Ik heb aangetoond dat Wonder Boys een hoge mate van metafictioneel zelfbewustzijn vertoont. Concreet heb ik twee takken van deze metafictionele onderstroom in kaart gebracht. Enerzijds, verschijnen in Wonder Boys een heel aantal schrijvende en/of lezende personages die er allemaal een eigen poëtica opna houden en al die meningen samen vormen een polyfonie van metafictionele stemmen. Anderzijds is de roman zelf het resultaat van een creatief proces dat zich heeft afgespeeld in het hoofd van zijn auteur. Daarom heb ik Wonder Boys gelezen als een vertegenwoordiger van Chabons 'nieuwe' poëtica, als een poging om genreliteratuur te 'ge/mis-bruiken', als een uitdrukking van de metafictionele twijfel die Chabon heeft over de daad van het schrijven in het algemeen en over zichzelf als auteur in het bijzonder.
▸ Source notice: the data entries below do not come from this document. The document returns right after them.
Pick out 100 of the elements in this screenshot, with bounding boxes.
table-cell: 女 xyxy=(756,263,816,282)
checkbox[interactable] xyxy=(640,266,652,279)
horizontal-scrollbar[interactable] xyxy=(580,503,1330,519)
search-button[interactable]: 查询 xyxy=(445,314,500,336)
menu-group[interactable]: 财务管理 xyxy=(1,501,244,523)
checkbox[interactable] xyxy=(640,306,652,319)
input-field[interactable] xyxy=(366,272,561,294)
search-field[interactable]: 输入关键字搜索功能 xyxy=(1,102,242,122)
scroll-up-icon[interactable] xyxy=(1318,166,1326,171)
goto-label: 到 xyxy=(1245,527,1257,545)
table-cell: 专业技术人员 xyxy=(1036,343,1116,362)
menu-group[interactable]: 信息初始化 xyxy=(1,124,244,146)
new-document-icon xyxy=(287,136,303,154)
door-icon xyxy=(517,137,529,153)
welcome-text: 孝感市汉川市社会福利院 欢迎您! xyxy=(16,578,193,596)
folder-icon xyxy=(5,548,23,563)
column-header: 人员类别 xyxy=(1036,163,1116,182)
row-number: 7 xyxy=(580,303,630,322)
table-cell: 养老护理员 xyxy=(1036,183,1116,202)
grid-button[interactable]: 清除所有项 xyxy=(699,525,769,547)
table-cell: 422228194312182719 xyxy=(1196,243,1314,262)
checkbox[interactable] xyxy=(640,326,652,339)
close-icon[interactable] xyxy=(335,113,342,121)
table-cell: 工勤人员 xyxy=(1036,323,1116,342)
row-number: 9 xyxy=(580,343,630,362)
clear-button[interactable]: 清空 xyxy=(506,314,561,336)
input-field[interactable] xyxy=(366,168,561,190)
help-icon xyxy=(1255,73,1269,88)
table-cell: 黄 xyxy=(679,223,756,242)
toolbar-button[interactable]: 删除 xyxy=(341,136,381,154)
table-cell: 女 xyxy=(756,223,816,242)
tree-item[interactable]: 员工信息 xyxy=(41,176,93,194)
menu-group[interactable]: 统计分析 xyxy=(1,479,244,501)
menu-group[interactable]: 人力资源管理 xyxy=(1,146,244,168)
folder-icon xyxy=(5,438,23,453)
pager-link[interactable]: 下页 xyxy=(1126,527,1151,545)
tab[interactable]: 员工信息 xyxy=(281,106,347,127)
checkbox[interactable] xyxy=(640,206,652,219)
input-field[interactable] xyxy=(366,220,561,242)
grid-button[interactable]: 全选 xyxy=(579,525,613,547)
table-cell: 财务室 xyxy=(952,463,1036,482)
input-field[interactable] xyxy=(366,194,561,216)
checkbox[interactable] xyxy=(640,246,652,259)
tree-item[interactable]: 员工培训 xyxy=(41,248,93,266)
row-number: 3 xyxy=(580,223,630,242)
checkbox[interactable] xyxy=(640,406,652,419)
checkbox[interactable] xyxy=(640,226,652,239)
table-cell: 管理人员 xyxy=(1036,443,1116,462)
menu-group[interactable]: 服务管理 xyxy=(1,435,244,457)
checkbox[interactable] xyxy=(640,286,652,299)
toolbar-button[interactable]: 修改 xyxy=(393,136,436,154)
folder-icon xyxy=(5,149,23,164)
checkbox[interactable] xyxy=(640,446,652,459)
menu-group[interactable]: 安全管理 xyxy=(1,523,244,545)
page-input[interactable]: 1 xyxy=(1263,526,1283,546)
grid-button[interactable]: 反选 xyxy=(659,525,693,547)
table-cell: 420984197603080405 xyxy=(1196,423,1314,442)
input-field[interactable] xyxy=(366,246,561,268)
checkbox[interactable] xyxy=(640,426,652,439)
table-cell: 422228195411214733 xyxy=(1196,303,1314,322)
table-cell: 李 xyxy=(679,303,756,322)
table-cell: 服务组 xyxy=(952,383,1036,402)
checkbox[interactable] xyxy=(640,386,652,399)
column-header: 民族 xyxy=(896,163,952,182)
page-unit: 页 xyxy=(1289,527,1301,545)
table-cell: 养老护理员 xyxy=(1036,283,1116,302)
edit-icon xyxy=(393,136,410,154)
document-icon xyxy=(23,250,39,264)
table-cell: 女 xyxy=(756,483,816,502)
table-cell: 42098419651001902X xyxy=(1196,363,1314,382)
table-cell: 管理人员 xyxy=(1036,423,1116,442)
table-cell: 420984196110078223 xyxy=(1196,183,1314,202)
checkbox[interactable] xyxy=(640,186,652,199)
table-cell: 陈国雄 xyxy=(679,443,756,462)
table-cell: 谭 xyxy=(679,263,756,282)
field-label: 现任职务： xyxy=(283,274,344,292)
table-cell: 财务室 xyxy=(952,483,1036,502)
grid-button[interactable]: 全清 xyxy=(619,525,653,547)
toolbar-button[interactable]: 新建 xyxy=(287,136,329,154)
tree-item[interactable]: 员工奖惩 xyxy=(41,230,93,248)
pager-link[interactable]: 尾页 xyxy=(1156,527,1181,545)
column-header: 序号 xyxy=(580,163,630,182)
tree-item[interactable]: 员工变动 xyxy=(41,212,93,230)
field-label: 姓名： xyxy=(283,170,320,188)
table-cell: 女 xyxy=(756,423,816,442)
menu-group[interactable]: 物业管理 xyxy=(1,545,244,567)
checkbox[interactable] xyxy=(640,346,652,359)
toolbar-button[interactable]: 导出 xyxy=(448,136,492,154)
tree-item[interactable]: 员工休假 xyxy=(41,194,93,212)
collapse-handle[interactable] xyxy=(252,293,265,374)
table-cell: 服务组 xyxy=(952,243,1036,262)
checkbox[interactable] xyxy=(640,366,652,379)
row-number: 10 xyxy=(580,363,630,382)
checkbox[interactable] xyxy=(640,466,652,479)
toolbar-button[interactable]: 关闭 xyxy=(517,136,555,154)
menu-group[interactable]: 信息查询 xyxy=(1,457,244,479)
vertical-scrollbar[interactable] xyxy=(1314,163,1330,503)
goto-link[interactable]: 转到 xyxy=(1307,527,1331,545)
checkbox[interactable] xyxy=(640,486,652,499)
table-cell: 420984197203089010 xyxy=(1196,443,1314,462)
The Amazing Adventures of Kavalier & Clay is net als Wonder Boys een voorbeeld van literatuur die erg zelfbewust omspringt met haar eigen narratieve identiteit. Ik heb Kavalier & Clay gelezen in het licht van Brian McHales definitie van postmoderne literatuur.  Volgens McHale is modernistische literatuur voornamelijk begaan met epistemologische vraagstukken - het is moeilijk om te weten wat 'waar' is - terwijl postmoderne literatuur voornamelijk ontologische vraagstukken behandelt - het is moeilijk om te weten wat 'echt' is. McHales definitie van postmoderne literatuur als een uitdrukking van ontologische twijfel opent de deur voor een analyse van Kavalier & Clay als een postmoderne, metafictionele roman. McHales definitie stelt ons in staat om de verschillende werelden (en de daarmee correlerende ontologieën) die in Kavalier & Clay opgeroepen worden te verkennen en in kaart te brengen. Deze verschillende werelden interageren met elkaar en deze interactie dwingt ons om de mogelijkheden en de beperkingen van de roman te (her)bekijken.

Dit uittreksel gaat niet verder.